Le visuel partagé sur Twitter par les deux initiatieurs du projet, Elliot Lepers et Clara Gonzales.

Ce devait être un « outil de plus » pour lutter contre le harcèlement sexuel : un numéro de téléphone « antirelou » a été créé, vendredi 27 octobre, par deux militants féministes, Clara Gonzales et Elliot Lepers. Le principe, imaginé par le magazine féministe américain The Mary Sue, est simple : un numéro unique, le 06 44 64 90 21, à donner à quelqu’un qui vous le demande avec insistance, histoire de se débarrasser du « relou » (« lourd », en verlan).

Si cette personne compose le numéro, elle recevra une heure plus tard un message automatisé :

« Si vous lisez ce message, c’est que vous avez mis une femme mal à l’aise. Avec vous, elle ne s’est pas sentie en sécurité. Ce n’est pas très compliqué : si une femme vous dit “non”, inutile d’insister. Apprenez à respecter la liberté des femmes et leurs décisions. Merci. »

Depuis lundi soir, cependant, l’initiative est suspendue. En cause, un sabotage organisé par « un petit groupe » d’internautes, selon Elliot Lepers, joint par Le Monde au lendemain de l’annonce de la suspension du service. Hostiles à l’initiative, ces internautes ont organisé l’envoi de « plus de vingt mille messages » au numéro en question, dans le but de causer un préjudice financier aux deux organisateurs — chaque texto leur coûte 0,16 euro.

Malgré un système de filtrage de contenus malveillants et la mise en place d’une cagnotte en ligne pour soutenir le projet, les deux militants ont annoncé la suspension du service dans la soirée de lundi, sur Twitter. Elliot Lepers et Clara Gonzales ont également reçu des menaces personnelles, y compris des menaces de mort.

Un sabotage organisé en ligne

Qui sont les auteurs de ce sabotage ? Les militants féministes « un tant soit peu médiatisés », précise Elliot Lepers, ne les connaissent que trop bien : quelques internautes qui décident d’organiser un « raid » contre un militant ou un journaliste, souvent jugé pour des prises de position en faveur des droits des femmes ou tout simplement pour avoir tenté d’écrire un article à leur sujet.

Cette nébuleuse, difficile à définir mais réunie autour d’un fort sentiment antiféministe et manipulant parfois une imagerie d’extrême droite ou pro-Trump, se retrouve sur le forum bla-bla 18-25, de Jeuxvidéos.com, pour organiser ces « raids ».

Et c’est bien ce qui semble s’être produit ici, explique Elliot Lepers. Sur Twitter, des comptes adoptant les codes du forum 18-25 se félicitaient, lundi soir, des nombreux articles écrits sur le sujet et se congratulaient entre « kheys » (le surnom des usagers du forum bla-bla 18-25) d’avoir contribué à faire échouer le « numéro antirelou ».

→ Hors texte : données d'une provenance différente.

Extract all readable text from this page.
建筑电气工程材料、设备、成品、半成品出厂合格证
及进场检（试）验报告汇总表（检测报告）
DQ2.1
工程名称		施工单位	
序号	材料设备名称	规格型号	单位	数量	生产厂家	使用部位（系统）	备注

Ce n’est pourtant que partie remise, selon les deux militants. « Dès que possible, nous mettrons en place un nouveau service équivalent, qui sera mieux protégé contre les spams », annonce Elliot Lepers. Ils disent au Monde qu’ils réfléchissent aux suites juridiques à donner à ces attaques. Ils envisagent de porter plainte pour deux chefs d’accusation distincts : le cyber-harcèlement dont ils ont été les victimes et le sabotage de leur service de réponse automatique.

Faire reconnaître le cyber-harcèlement

Les deux militants insistent sur le caractère symptomatique de cet échec : « Nous souhaitons que cette expérience fasse avancer sur la question du cyber-harcèlement. Les militantes féministes sont victimes de ce genre de comportements depuis des années », note Eliott Lepers.

Clara Gonzales, juriste et membre de la Fondation des femmes, milite par ailleurs pour une meilleure reconnaissance juridique du cyber-harcèlement :

« C’est un phénomène nouveau et mal appréhendé en droit. Pour qu’un comportement soit qualifié de “harcèlement”, il faut plusieurs actes répétés par la même personne. Or, quand des milliers d’internautes déferlent sur une seule personne, elle subit bien un harcèlement, même si chacun n’a tweeté qu’une seule fois. »

Les deux militants espèrent que ce qui vient de leur arriver pourra aider à faire reconnaître la « participation à un cyber-harcèlement collectif » comme un délit.